In recent years, coastal Alabama has faced a number of man-made assaults – one the result of a historic environmental disaster, the other the handiwork of overzealous government regulators. While many of our coastal businesses are making a comeback from the tragic BP oil spill of 2010, the same cannot be said of much of our local fishing industry, which has had to battle both BP and Uncle Sam.
Those seeking to fish for one of the Gulf’s most popular fish, Red Snapper, are being subjected to increasingly stringent federal regulations that are unnecessarily threatening the local economy. At the same time, empirical data and anecdotal evidence show the Red Snapper stock is as healthy as it has ever been. Practically anyone who has dropped a hook in the Gulf over the last few years has found it easier than ever to catch Snapper. Frankly, their number and size make them difficult to avoid and their abundance is actually crowding out other marine life at artificial reef habitats. Yet federal bureaucrats continue to consider the Snapper overfished.
This week, Dr. Robert Shipp, three-time chair of the Gulf of Mexico Fishery Management Council, noted researcher and professor of Marine Sciences at the University of South Alabama, testified before the U.S. House Natural Resources Committee that the current management of reef species in the Gulf of Mexico is failing – both the fish and the fishermen. Dr. Shipp voiced support for the concept of increasing the five Gulf states’ fishery management authority to place more control over reef fish in the hands of the states rather than the federal government. This is a concept I have been studying for several months, and I believe the only solution to the problem is legislative action in Washington to return some power to the states.

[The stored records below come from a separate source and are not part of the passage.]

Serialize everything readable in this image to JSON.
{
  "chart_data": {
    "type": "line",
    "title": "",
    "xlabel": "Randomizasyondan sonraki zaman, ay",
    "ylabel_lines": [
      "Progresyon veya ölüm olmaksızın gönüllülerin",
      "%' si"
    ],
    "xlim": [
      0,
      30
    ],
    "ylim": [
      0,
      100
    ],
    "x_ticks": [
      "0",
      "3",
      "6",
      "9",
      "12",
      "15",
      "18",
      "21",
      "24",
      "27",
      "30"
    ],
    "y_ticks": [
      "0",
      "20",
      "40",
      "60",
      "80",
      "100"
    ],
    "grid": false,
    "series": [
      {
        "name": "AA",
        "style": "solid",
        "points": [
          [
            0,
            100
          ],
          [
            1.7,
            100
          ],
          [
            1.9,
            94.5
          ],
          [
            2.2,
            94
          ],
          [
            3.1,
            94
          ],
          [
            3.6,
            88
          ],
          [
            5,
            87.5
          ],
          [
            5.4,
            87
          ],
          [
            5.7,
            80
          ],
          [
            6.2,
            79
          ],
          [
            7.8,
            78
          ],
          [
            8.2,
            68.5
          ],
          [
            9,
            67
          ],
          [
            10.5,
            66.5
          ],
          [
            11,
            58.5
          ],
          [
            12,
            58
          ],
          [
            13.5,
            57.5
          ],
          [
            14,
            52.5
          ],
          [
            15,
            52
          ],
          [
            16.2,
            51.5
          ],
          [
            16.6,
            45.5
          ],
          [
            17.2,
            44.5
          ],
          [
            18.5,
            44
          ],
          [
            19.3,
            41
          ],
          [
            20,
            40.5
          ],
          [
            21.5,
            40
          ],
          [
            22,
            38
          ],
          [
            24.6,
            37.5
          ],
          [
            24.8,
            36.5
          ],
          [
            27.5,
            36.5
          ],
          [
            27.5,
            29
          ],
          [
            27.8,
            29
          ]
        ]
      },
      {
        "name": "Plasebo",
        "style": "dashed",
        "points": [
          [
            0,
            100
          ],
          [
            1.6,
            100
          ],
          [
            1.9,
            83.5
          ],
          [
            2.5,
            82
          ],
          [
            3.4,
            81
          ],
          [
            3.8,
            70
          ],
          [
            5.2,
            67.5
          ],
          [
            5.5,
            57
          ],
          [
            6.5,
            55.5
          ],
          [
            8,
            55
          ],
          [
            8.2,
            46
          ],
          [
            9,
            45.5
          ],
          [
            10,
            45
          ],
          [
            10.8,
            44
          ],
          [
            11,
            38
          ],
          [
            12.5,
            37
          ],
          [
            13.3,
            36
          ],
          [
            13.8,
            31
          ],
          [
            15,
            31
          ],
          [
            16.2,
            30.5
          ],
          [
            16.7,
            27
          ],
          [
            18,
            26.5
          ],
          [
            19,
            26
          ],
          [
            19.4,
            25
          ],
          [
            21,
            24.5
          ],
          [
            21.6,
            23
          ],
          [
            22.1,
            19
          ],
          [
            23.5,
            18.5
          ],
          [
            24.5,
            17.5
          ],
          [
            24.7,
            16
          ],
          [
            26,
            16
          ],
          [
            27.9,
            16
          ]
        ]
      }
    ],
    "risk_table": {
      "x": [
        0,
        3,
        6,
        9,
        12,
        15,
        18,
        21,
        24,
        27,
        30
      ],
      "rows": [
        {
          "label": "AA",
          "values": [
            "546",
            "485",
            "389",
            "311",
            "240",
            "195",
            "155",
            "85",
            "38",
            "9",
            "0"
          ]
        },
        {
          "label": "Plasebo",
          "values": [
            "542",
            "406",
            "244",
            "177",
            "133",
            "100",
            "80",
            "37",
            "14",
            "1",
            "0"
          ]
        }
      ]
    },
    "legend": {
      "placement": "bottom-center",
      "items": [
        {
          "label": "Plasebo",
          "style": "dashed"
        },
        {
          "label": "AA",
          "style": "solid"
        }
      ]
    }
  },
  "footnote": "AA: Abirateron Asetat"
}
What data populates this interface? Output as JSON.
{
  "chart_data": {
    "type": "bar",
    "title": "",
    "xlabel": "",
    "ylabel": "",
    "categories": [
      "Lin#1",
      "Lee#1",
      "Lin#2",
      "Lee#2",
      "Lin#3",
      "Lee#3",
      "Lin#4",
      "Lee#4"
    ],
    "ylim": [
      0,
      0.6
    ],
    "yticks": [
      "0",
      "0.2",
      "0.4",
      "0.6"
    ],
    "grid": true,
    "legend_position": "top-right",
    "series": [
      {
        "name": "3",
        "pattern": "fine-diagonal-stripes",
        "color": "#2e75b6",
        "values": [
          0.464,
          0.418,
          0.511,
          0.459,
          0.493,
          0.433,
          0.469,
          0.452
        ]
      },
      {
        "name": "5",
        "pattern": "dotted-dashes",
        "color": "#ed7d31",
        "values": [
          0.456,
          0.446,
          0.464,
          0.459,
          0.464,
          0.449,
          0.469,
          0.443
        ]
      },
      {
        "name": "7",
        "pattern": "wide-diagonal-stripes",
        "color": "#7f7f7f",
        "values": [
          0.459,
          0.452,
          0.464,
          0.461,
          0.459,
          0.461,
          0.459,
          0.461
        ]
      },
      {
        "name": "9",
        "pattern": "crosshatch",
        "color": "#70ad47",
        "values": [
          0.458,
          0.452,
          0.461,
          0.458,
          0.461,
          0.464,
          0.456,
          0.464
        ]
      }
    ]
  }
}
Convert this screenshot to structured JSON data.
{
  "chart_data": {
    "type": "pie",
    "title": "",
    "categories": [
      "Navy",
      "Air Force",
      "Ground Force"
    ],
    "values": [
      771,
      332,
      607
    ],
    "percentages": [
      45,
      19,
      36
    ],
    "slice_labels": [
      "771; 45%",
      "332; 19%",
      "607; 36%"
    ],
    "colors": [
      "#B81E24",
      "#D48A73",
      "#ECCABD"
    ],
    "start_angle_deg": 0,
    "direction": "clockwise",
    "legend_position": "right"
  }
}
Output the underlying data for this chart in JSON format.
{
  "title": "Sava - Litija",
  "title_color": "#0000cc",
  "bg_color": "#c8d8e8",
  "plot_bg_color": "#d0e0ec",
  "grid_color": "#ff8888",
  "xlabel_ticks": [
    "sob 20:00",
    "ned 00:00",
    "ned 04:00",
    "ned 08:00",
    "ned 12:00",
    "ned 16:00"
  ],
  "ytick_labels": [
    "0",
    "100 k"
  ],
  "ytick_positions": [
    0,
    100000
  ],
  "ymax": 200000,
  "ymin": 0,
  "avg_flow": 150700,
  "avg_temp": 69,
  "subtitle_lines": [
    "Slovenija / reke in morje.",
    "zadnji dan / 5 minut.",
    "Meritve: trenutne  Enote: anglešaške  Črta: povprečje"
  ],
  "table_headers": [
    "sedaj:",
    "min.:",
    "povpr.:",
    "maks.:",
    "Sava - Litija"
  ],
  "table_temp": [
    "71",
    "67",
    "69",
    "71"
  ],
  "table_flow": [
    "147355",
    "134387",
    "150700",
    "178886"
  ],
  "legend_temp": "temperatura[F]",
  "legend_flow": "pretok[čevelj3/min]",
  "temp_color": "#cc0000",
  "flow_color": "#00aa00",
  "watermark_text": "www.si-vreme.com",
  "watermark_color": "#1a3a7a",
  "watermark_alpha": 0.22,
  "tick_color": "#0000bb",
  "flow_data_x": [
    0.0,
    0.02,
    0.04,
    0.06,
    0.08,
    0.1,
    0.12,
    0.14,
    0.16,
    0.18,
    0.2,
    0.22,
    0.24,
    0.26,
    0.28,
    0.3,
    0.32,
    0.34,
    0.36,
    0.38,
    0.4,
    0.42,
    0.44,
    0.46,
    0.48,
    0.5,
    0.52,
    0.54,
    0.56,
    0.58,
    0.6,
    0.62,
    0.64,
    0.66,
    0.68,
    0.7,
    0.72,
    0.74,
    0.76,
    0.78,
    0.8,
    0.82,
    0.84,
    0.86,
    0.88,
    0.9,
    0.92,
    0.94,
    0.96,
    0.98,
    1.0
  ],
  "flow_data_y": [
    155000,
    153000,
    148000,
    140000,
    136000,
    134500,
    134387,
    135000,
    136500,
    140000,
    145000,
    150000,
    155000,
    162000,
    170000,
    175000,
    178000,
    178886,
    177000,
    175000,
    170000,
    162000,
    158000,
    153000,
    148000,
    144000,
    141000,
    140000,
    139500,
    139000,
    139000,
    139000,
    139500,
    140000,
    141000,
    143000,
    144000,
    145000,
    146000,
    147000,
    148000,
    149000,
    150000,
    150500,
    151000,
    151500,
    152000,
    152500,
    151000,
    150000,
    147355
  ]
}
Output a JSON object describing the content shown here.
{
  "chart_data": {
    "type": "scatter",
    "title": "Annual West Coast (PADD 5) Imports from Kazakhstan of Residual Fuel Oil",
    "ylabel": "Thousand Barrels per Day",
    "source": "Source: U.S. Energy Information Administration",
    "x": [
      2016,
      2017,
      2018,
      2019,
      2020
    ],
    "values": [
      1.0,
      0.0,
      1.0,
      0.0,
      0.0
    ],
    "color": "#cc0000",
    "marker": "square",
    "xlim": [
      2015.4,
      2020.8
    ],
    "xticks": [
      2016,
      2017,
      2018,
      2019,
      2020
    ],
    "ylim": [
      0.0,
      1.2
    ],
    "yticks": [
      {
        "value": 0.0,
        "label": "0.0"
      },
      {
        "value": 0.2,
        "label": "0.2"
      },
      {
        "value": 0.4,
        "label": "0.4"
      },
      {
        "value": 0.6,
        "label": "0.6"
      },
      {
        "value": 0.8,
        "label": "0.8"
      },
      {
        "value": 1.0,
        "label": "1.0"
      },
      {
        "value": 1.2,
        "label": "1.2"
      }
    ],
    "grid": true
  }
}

Last week, I introduced the Gulf Fisheries Fairness Act to extend the state water boundaries of Alabama, Florida, Louisiana, Mississippi, and Texas for the purposes of reef fish management, affording these states greater control over reef fisheries and effectively opening up more Gulf waters to fishing. The Gulf Fisheries Fairness Act will provide Alabama and the other Gulf states the legal authority to manage local fisheries, and our fishermen and tourism industry will gain a lifeline they so desperately need.